One of the more unusual operators of the Convair F-102 Delta Dagger interceptor was the Federal Aviation Administration. From June to December of 1970, the USAF loaned an F-102 to the FAA who operated it with the registration number N300. It was assigned to provide data that would be used to develop takeoff airworthiness standards for the planned American SST as well as US certification of the Concorde. Equipped with a tail skid to limit takeoff rotation to angles and runway lengths more appropriate to the supersonic transports, N300 was flown by FAA pilot Robert LeSuer from Edwards AFB.

The data collected by N300 would be used to define the operating rules for Concorde operations in the United States. Upon completion of its program, the aircraft was retired to Davis-Monthan AFB's boneyard.

Source: Warpaint Series No. 64: Convair F-102 Delta Dagger by Terry Panopalis. Warpaint Books, p39.

02 May 2009

The first generation of UAVs had their start with Leigh Dugmore Denny, a Hollywood actor with Paramount Studios. Denny had a passion for radio-controlled aircraft and even opened a hobby shop on Hollywood Boulevard.
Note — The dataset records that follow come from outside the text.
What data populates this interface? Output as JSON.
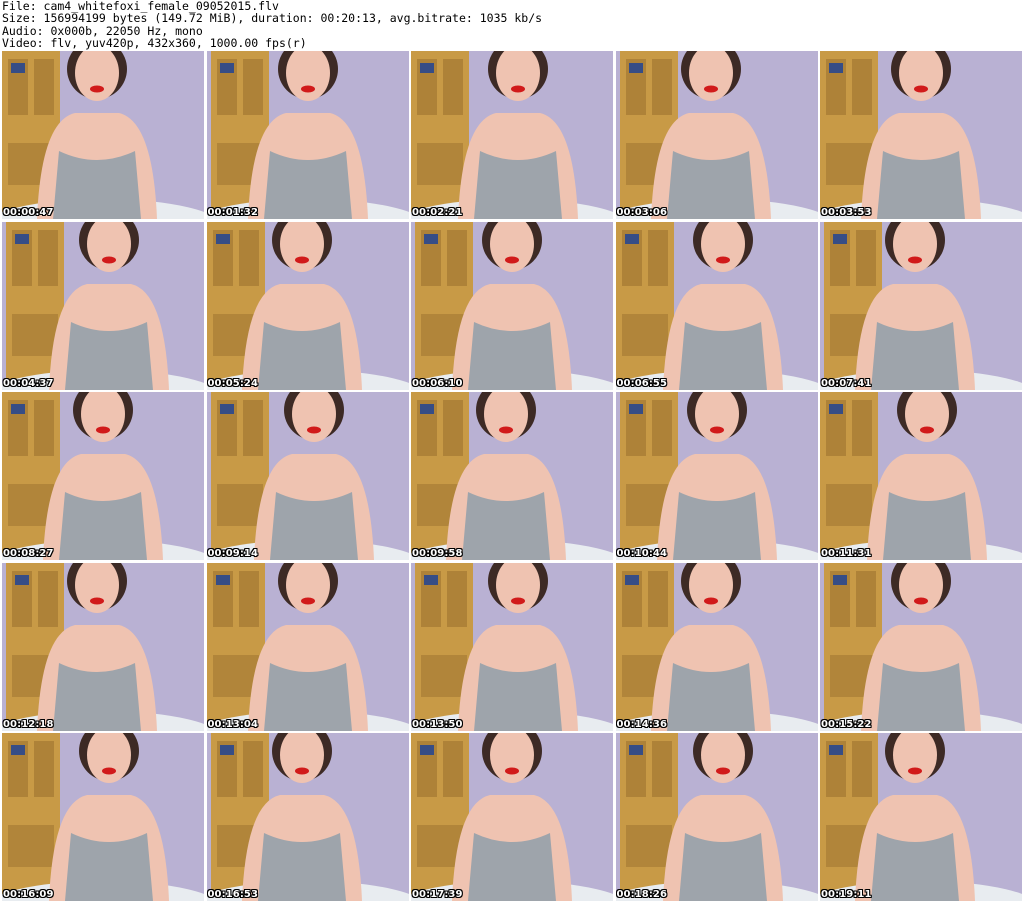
{
  "header": {
    "file": "File: cam4_whitefoxi_female_09052015.flv",
    "size": "Size: 156994199 bytes (149.72 MiB), duration: 00:20:13, avg.bitrate: 1035 kb/s",
    "audio": "Audio: 0x000b, 22050 Hz, mono",
    "video": "Video: flv, yuv420p, 432x360, 1000.00 fps(r)"
  },
  "thumbnails": [
    {
      "time": "00:00:47",
      "layout": "left"
    },
    {
      "time": "00:01:32",
      "layout": "right"
    },
    {
      "time": "00:02:21",
      "layout": "left"
    },
    {
      "time": "00:03:06",
      "layout": "right"
    },
    {
      "time": "00:03:53",
      "layout": "left"
    },
    {
      "time": "00:04:37",
      "layout": "right"
    },
    {
      "time": "00:05:24",
      "layout": "left"
    },
    {
      "time": "00:06:10",
      "layout": "right"
    },
    {
      "time": "00:06:55",
      "layout": "left"
    },
    {
      "time": "00:07:41",
      "layout": "right"
    },
    {
      "time": "00:08:27",
      "layout": "left"
    },
    {
      "time": "00:09:14",
      "layout": "right"
    },
    {
      "time": "00:09:58",
      "layout": "left"
    },
    {
      "time": "00:10:44",
      "layout": "right"
    },
    {
      "time": "00:11:31",
      "layout": "left"
    },
    {
      "time": "00:12:18",
      "layout": "right"
    },
    {
      "time": "00:13:04",
      "layout": "left"
    },
    {
      "time": "00:13:50",
      "layout": "right"
    },
    {
      "time": "00:14:36",
      "layout": "left"
    },
    {
      "time": "00:15:22",
      "layout": "right"
    },
    {
      "time": "00:16:09",
      "layout": "left"
    },
    {
      "time": "00:16:53",
      "layout": "right"
    },
    {
      "time": "00:17:39",
      "layout": "left"
    },
    {
      "time": "00:18:26",
      "layout": "right"
    },
    {
      "time": "00:19:11",
      "layout": "left"
    }
  ],
  "colors": {
    "wall": "#b9b1d3",
    "wood": "#c89a46",
    "wood_dark": "#8f6627",
    "monitor_blue": "#364d86",
    "fabric": "#9ea4ab",
    "skin": "#efc3b1",
    "hair": "#3d2a25",
    "accent_red": "#d11a1a"
  }
}
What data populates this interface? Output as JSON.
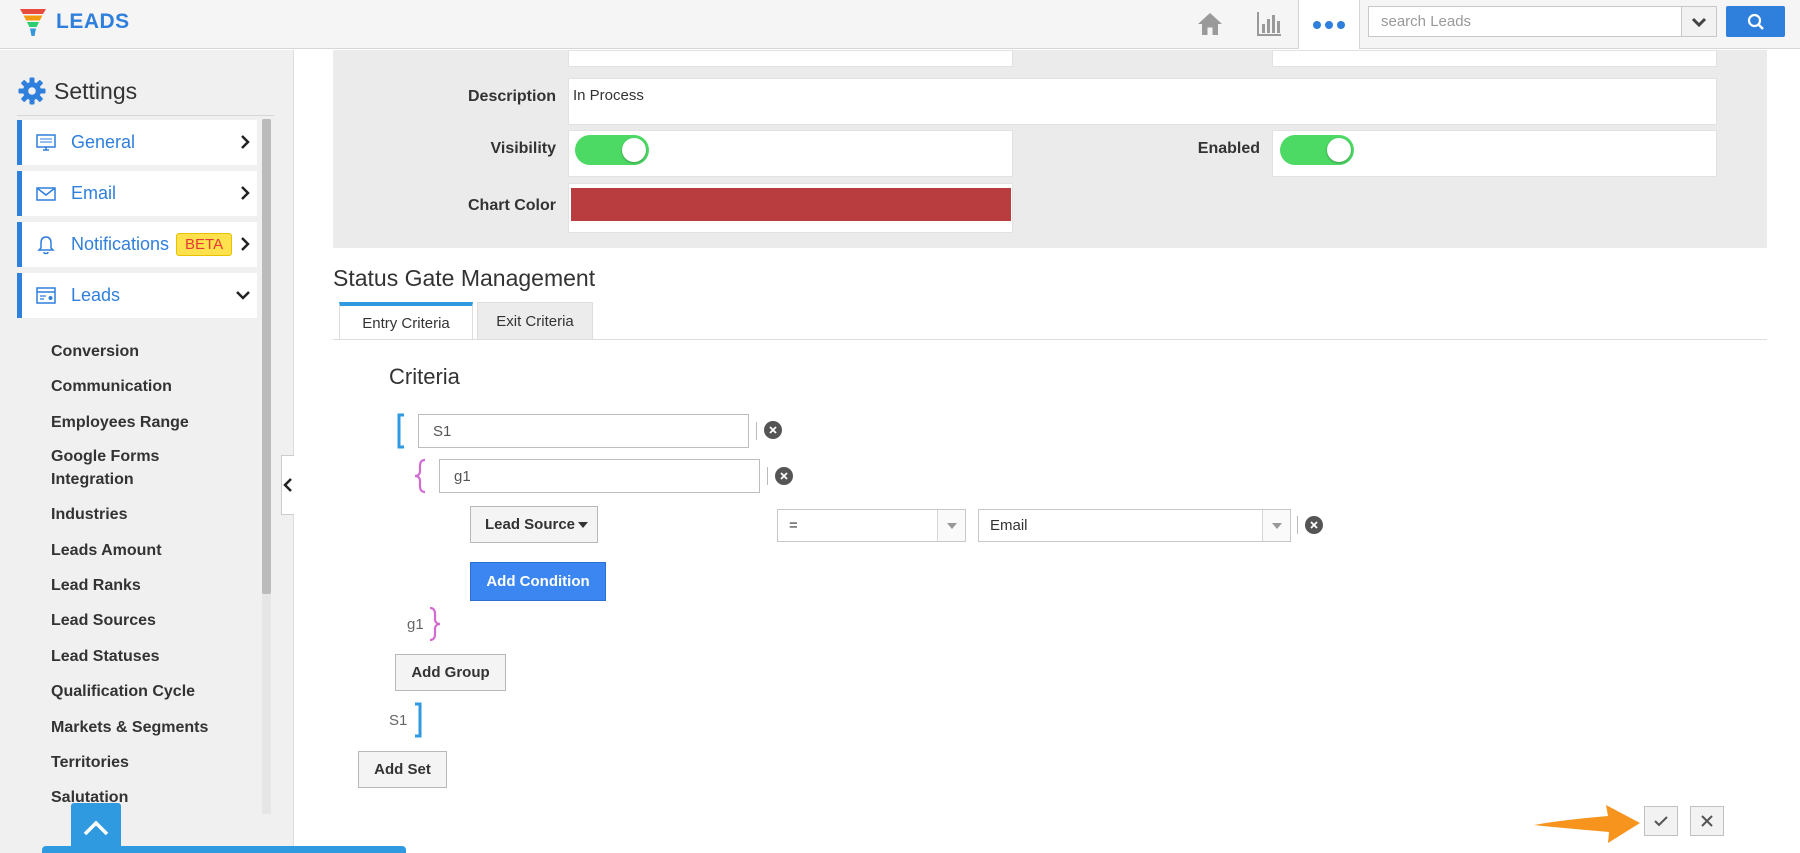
{
  "app": {
    "brand": "LEADS"
  },
  "search": {
    "placeholder": "search Leads"
  },
  "sidebar": {
    "title": "Settings",
    "items": [
      {
        "label": "General"
      },
      {
        "label": "Email"
      },
      {
        "label": "Notifications",
        "badge": "BETA"
      },
      {
        "label": "Leads"
      }
    ],
    "sub_items": [
      "Conversion",
      "Communication",
      "Employees Range",
      "Google Forms",
      "Integration",
      "Industries",
      "Leads Amount",
      "Lead Ranks",
      "Lead Sources",
      "Lead Statuses",
      "Qualification Cycle",
      "Markets & Segments",
      "Territories",
      "Salutation"
    ]
  },
  "form": {
    "description_label": "Description",
    "description_value": "In Process",
    "visibility_label": "Visibility",
    "enabled_label": "Enabled",
    "chart_color_label": "Chart Color",
    "chart_color": "#b93c3e",
    "visibility_on": true,
    "enabled_on": true
  },
  "gate": {
    "title": "Status Gate Management",
    "tabs": [
      {
        "label": "Entry Criteria"
      },
      {
        "label": "Exit Criteria"
      }
    ],
    "criteria_title": "Criteria",
    "set_name": "S1",
    "group_name": "g1",
    "condition": {
      "field": "Lead Source",
      "operator": "=",
      "value": "Email"
    },
    "add_condition_label": "Add Condition",
    "add_group_label": "Add Group",
    "add_set_label": "Add Set",
    "group_end_label": "g1",
    "set_end_label": "S1"
  },
  "colors": {
    "accent": "#2f7fdc",
    "toggle_on": "#4cd964",
    "hint_arrow": "#f7941d"
  }
}
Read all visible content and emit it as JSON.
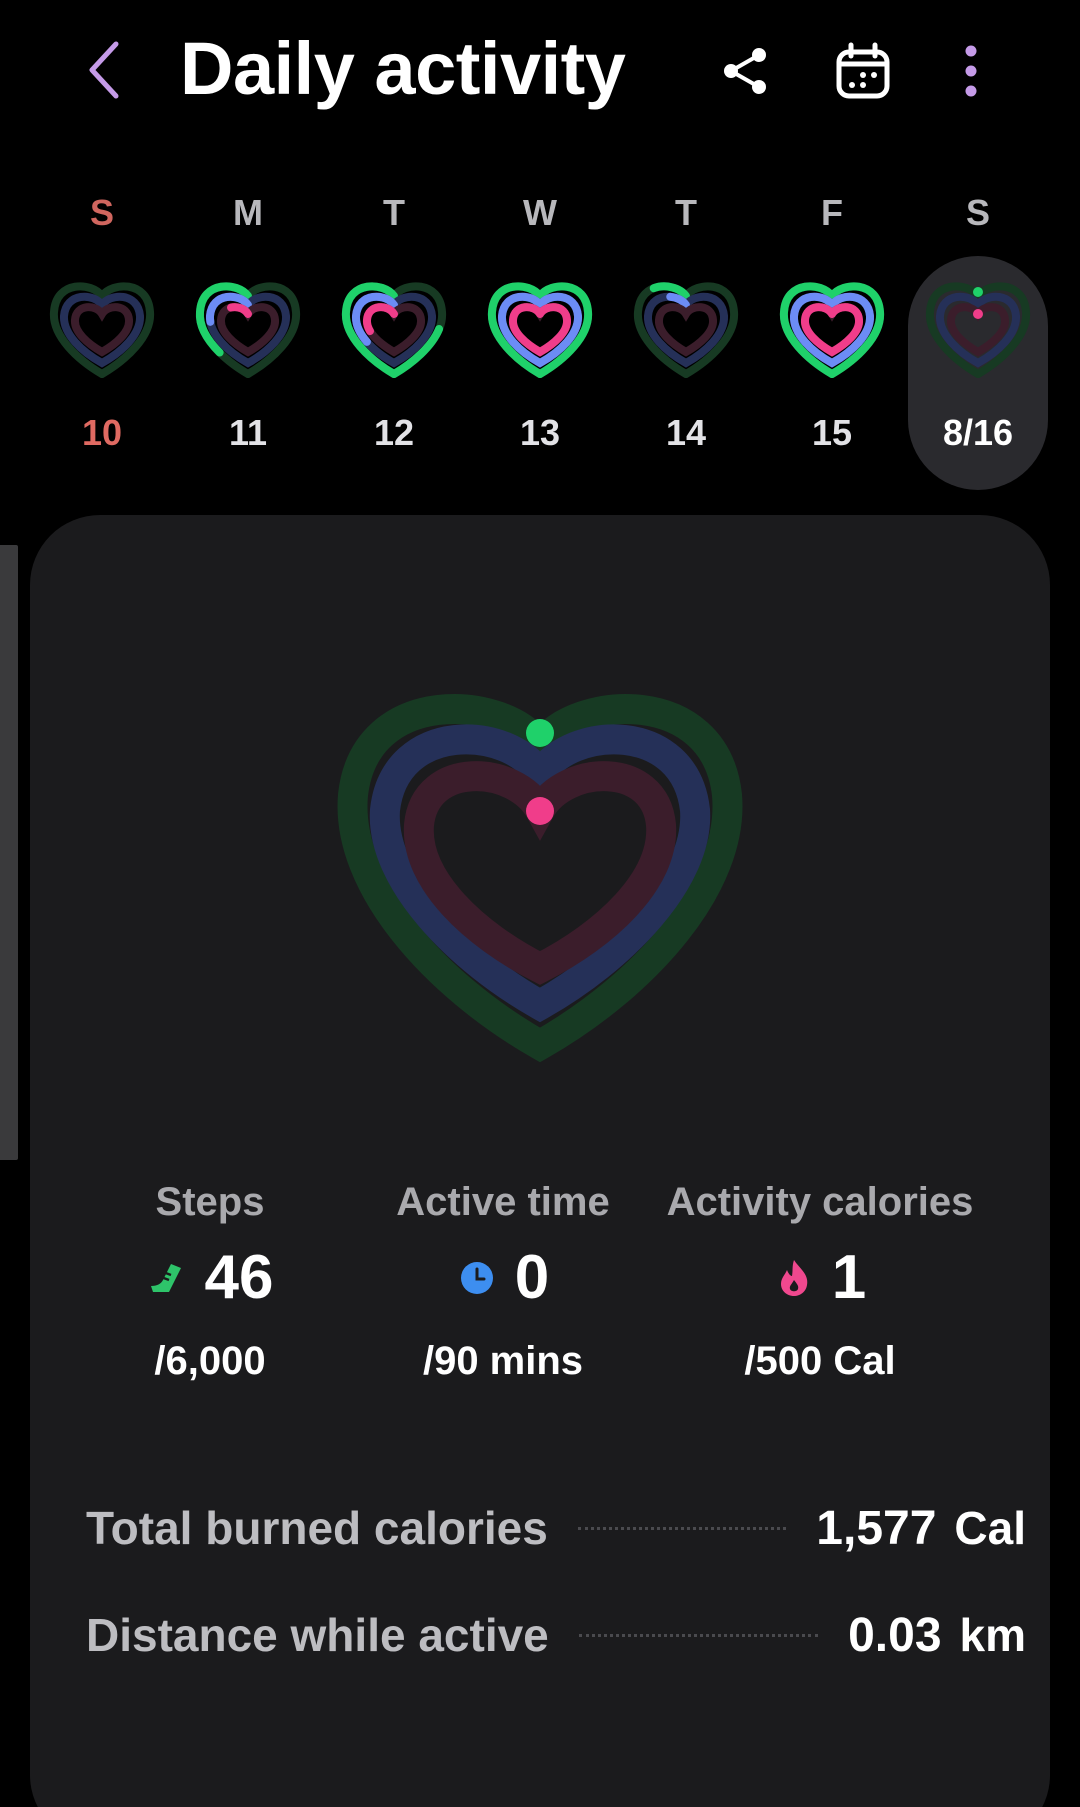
{
  "header": {
    "title": "Daily activity",
    "back_icon": "back-chevron-icon",
    "share_icon": "share-icon",
    "calendar_icon": "calendar-icon",
    "more_icon": "more-vertical-icon"
  },
  "week": {
    "days": [
      {
        "letter": "S",
        "number": "10",
        "steps_progress": 0.0,
        "active_progress": 0.0,
        "calories_progress": 0.0
      },
      {
        "letter": "M",
        "number": "11",
        "steps_progress": 0.38,
        "active_progress": 0.25,
        "calories_progress": 0.12
      },
      {
        "letter": "T",
        "number": "12",
        "steps_progress": 0.72,
        "active_progress": 0.35,
        "calories_progress": 0.3
      },
      {
        "letter": "W",
        "number": "13",
        "steps_progress": 1.0,
        "active_progress": 1.0,
        "calories_progress": 1.0
      },
      {
        "letter": "T",
        "number": "14",
        "steps_progress": 0.12,
        "active_progress": 0.08,
        "calories_progress": 0.0
      },
      {
        "letter": "F",
        "number": "15",
        "steps_progress": 1.0,
        "active_progress": 1.0,
        "calories_progress": 1.0
      },
      {
        "letter": "S",
        "number": "8/16",
        "steps_progress": 0.0,
        "active_progress": 0.0,
        "calories_progress": 0.0
      }
    ],
    "selected_index": 6
  },
  "stats": {
    "steps": {
      "label": "Steps",
      "value": "46",
      "goal": "/6,000",
      "icon": "shoe-icon",
      "color": "#2ec46a"
    },
    "active_time": {
      "label": "Active time",
      "value": "0",
      "goal": "/90 mins",
      "icon": "clock-icon",
      "color": "#3d8ef0"
    },
    "calories": {
      "label": "Activity calories",
      "value": "1",
      "goal": "/500 Cal",
      "icon": "flame-icon",
      "color": "#f0488e"
    }
  },
  "summary": {
    "total_burned": {
      "label": "Total burned calories",
      "value": "1,577",
      "unit": "Cal"
    },
    "distance": {
      "label": "Distance while active",
      "value": "0.03",
      "unit": "km"
    }
  },
  "colors": {
    "steps_ring": "#1fd16a",
    "active_ring": "#6c8cf5",
    "calories_ring": "#f03d8a",
    "accent": "#c59be8"
  }
}
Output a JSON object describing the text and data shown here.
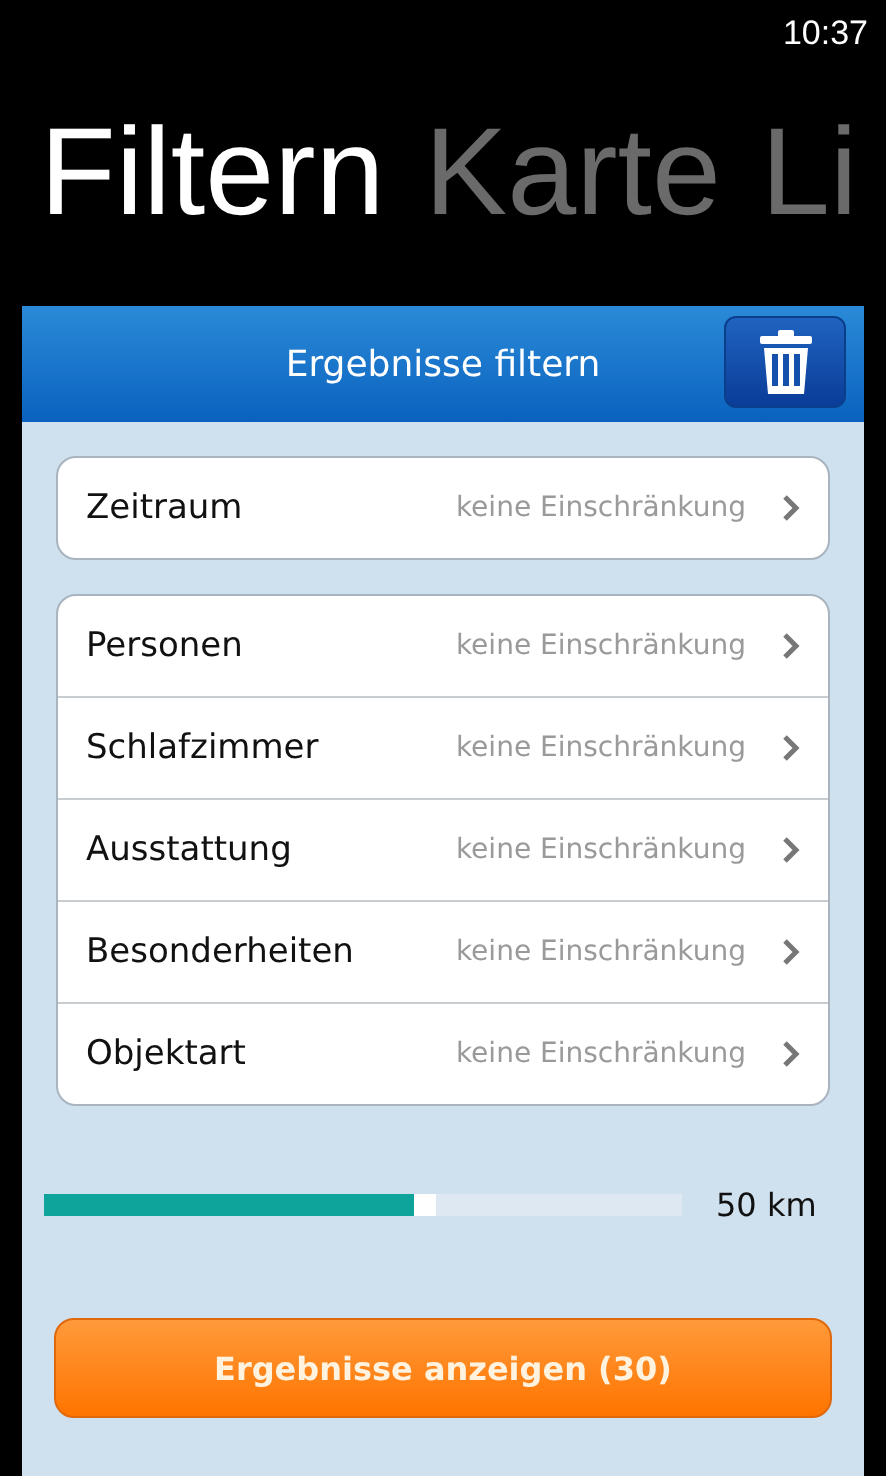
{
  "status_bar": {
    "time": "10:37"
  },
  "pivot": [
    {
      "label": "Filtern",
      "selected": true
    },
    {
      "label": "Karte",
      "selected": false
    },
    {
      "label": "Li",
      "selected": false
    }
  ],
  "panel": {
    "title": "Ergebnisse filtern"
  },
  "groups": [
    [
      {
        "label": "Zeitraum",
        "value": "keine Einschränkung"
      }
    ],
    [
      {
        "label": "Personen",
        "value": "keine Einschränkung"
      },
      {
        "label": "Schlafzimmer",
        "value": "keine Einschränkung"
      },
      {
        "label": "Ausstattung",
        "value": "keine Einschränkung"
      },
      {
        "label": "Besonderheiten",
        "value": "keine Einschränkung"
      },
      {
        "label": "Objektart",
        "value": "keine Einschränkung"
      }
    ]
  ],
  "distance": {
    "level": 0.58,
    "reading": "50 km"
  },
  "show_button": "Ergebnisse anzeigen (30)"
}
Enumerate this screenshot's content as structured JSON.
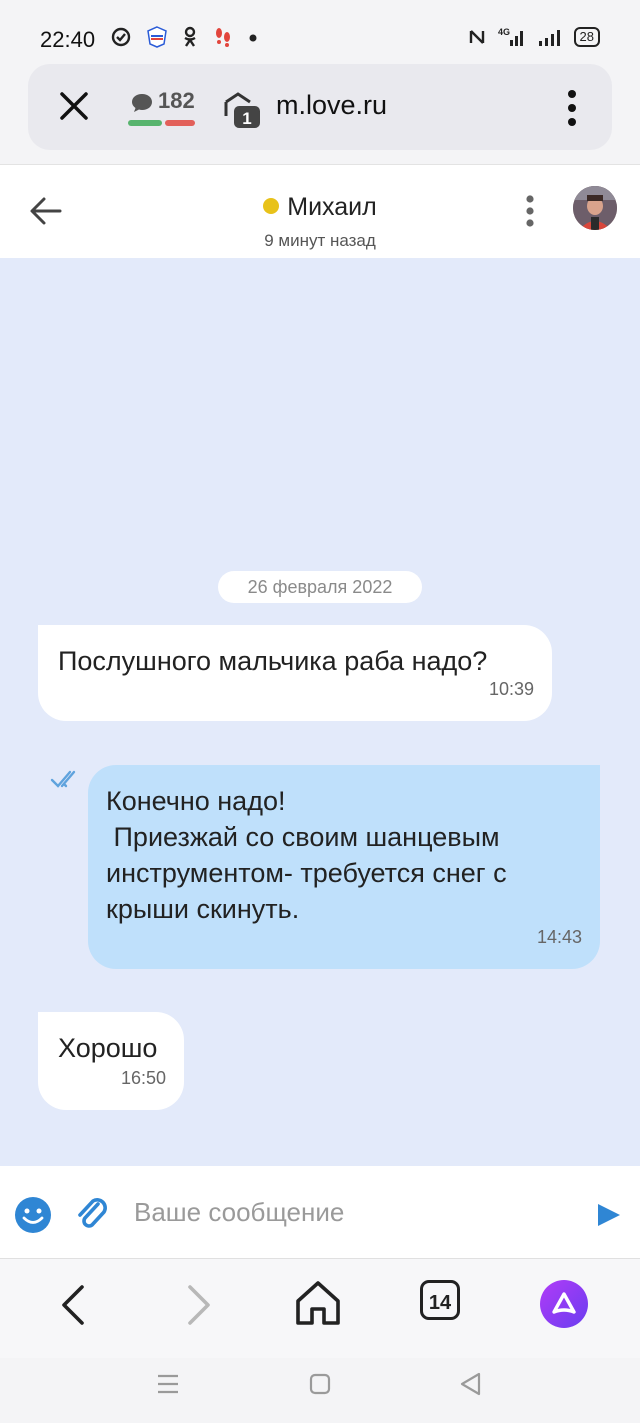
{
  "status_bar": {
    "time": "22:40",
    "battery": "28",
    "network": "4G"
  },
  "browser": {
    "messages_count": "182",
    "tabs_count_small": "1",
    "url": "m.love.ru",
    "tabs_count": "14"
  },
  "chat_header": {
    "contact_name": "Михаил",
    "last_seen": "9 минут назад",
    "online_color": "#e8c21a"
  },
  "chat": {
    "date_separator": "26 февраля 2022",
    "messages": [
      {
        "direction": "incoming",
        "text": "Послушного мальчика раба надо?",
        "time": "10:39"
      },
      {
        "direction": "outgoing",
        "text": "Конечно надо!\n Приезжай со своим шанцевым инструментом- требуется снег с крыши скинуть.",
        "time": "14:43",
        "status": "read"
      },
      {
        "direction": "incoming",
        "text": "Хорошо",
        "time": "16:50"
      }
    ]
  },
  "composer": {
    "placeholder": "Ваше сообщение"
  },
  "colors": {
    "chat_bg": "#e3eafa",
    "outgoing_bubble": "#bfe0fb",
    "incoming_bubble": "#ffffff",
    "accent": "#2f86d4"
  },
  "icons": {
    "close": "close-icon",
    "chat_bubble": "chat-bubble-icon",
    "tabs": "tabs-icon",
    "more": "more-vertical-icon",
    "back": "arrow-left-icon",
    "emoji": "emoji-icon",
    "attach": "paperclip-icon",
    "send": "send-icon",
    "home": "home-icon",
    "alice": "alice-assistant-icon"
  }
}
In 1934 he founded Denny Industries to build RC model planes and quickly realized that there would be military potential for his models. The following year he founded Radioplane Company and would later secure a large contract to build aerial targets during the Second World War.

In 1952 Radioplane was acquired by Northrop and became the Radioplane Division and by the 1960s, it would be renamed the Ventura Division of Northrop, still engaged in the manufacture of UAV aircraft. In 1968, the year after Denny passed away, the Ventura Division delivered the first MQM-74/BQM-74 Chukar to the US Navy. By the time of Operation Iraqi Freedom, over 5000 Chukar UAVs had been built. Some were even used in Desert Storm as well as Iraqi Freedom to lay chaff corridors for inbound strike aircraft.